Re: Object-oriented thinking in SQL context?

From: <dr.coffee1_at_gmail.com>
Date: Mon, 8 Jun 2009 10:06:31 -0700 (PDT)
Message-ID: <50df6983-ba3b-4604-994a-89b595775ea5_at_o20g2000vbh.googlegroups.com>


On 8 Jun, 18:25, Bob Badour <bbad..._at_pei.sympatico.ca> wrote:
> dr.coff..._at_gmail.com wrote:
> > Hi folks.
>
> > I have a problem with wrapping my mind into the 'right' wrinkles.
...
> > Any general ideas on how to design a SQL database around
> > such constraints?
>
> > Dr. C.
>
> Those are mostly trivial data modelling problems. Have you read anything
> on data modelling, normalization, joins?

Yes, I have. Well, 'browsed' is a better term, as the objective is to get a working demo system up in a hurry. As age progresses, I'm more and more inclined to skip reading what is not immediately percieved as useful, so presumably I don't see the forest for the trees. Databases are the solution to the problem at hand; I just don't have the hands-on experience (yet) needed to come up with a working system.

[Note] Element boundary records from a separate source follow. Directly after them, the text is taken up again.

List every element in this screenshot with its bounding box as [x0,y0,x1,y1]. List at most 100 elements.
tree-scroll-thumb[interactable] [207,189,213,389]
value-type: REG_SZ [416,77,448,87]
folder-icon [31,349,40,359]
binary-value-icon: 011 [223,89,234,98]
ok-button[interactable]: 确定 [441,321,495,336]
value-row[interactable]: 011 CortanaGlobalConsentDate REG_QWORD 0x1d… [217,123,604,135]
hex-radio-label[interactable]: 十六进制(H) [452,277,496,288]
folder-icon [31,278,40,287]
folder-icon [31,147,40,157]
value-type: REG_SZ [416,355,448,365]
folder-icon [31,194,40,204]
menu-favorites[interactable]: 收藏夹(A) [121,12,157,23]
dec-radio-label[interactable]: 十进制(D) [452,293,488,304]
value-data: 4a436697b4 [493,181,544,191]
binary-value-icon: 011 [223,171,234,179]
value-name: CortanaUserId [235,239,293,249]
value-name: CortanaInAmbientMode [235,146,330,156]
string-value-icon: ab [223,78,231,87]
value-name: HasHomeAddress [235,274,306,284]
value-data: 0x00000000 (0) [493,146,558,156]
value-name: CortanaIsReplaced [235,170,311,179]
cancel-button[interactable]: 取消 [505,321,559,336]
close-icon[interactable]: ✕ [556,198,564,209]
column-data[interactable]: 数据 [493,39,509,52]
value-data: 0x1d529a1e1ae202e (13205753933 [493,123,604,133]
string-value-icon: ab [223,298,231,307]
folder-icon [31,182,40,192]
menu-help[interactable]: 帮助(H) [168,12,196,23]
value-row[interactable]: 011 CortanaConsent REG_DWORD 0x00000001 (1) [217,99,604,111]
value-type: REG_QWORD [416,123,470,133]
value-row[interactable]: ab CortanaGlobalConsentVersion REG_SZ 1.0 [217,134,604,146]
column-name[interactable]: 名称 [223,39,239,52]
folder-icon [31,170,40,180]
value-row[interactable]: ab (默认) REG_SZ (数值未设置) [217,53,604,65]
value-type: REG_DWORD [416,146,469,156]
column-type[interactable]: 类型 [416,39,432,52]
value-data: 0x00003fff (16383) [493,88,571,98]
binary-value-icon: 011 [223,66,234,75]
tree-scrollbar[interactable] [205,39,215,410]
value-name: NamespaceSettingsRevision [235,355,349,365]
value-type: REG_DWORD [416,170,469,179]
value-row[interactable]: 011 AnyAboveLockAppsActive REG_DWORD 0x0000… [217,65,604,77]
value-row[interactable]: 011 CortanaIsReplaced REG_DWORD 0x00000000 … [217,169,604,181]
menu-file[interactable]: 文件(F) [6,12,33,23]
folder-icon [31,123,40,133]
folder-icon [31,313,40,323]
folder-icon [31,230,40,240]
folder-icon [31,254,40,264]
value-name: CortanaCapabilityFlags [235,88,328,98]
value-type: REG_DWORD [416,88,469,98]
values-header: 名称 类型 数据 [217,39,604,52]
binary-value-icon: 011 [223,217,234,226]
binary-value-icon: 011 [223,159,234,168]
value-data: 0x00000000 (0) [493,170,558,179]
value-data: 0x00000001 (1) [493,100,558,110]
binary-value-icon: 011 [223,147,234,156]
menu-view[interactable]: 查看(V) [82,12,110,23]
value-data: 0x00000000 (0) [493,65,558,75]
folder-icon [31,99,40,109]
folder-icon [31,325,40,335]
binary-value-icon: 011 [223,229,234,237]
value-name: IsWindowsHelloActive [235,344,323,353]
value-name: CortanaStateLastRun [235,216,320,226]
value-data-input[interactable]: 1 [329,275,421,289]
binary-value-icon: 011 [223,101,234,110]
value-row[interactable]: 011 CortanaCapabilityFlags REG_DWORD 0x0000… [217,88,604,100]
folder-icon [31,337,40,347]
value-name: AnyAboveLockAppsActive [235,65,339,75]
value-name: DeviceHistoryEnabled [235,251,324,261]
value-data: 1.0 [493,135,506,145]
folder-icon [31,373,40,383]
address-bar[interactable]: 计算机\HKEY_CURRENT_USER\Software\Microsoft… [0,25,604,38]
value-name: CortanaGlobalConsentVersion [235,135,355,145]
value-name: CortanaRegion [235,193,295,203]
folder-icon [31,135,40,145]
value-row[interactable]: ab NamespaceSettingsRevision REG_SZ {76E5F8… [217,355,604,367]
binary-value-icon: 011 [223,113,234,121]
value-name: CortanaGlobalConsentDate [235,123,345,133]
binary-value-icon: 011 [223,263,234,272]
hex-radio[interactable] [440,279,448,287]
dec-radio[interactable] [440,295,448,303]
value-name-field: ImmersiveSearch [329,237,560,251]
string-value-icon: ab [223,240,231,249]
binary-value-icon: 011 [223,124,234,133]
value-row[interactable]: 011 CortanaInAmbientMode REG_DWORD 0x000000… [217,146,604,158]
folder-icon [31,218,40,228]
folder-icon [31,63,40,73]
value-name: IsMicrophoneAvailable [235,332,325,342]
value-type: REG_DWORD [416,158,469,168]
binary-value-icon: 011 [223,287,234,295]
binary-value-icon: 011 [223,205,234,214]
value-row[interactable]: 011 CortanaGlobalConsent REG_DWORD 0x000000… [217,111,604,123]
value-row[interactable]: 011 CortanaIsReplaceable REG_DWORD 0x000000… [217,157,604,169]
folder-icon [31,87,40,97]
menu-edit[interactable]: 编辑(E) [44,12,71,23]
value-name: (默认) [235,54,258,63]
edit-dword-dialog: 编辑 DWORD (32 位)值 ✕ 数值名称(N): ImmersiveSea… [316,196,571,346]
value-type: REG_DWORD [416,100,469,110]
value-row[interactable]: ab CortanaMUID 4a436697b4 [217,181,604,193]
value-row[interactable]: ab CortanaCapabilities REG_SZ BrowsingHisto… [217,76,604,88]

The problem is that I think in OO terms, like classes and inheritance. Decades ago I used to work very hard to get away from arrays and other non-OO data structures associated with procedural programming, and now I am unable to revert my mind to that context.

In particular, I don't recognize OO terminology from what I read, and I am not able to recognize OO concepts from the terminology I do see. As somebody correctly pointed out, I am not used to the problem statement that needs to be used in DB design.

So in the 'naive' problem statement I see an array of objects of classes derived from a base class (in C++ I'd use boost::shared_ptr to access the objects), while I read that SQL is constrained to 'trivial' arrays. The problem is the vast philosophical distance between the two problem statements, that I am unable to bridge.

I'd appreciate any key words to look for when re-reading the material. I'm using Teorey's "Database Modeling and Design: Logical Design", 4th edition.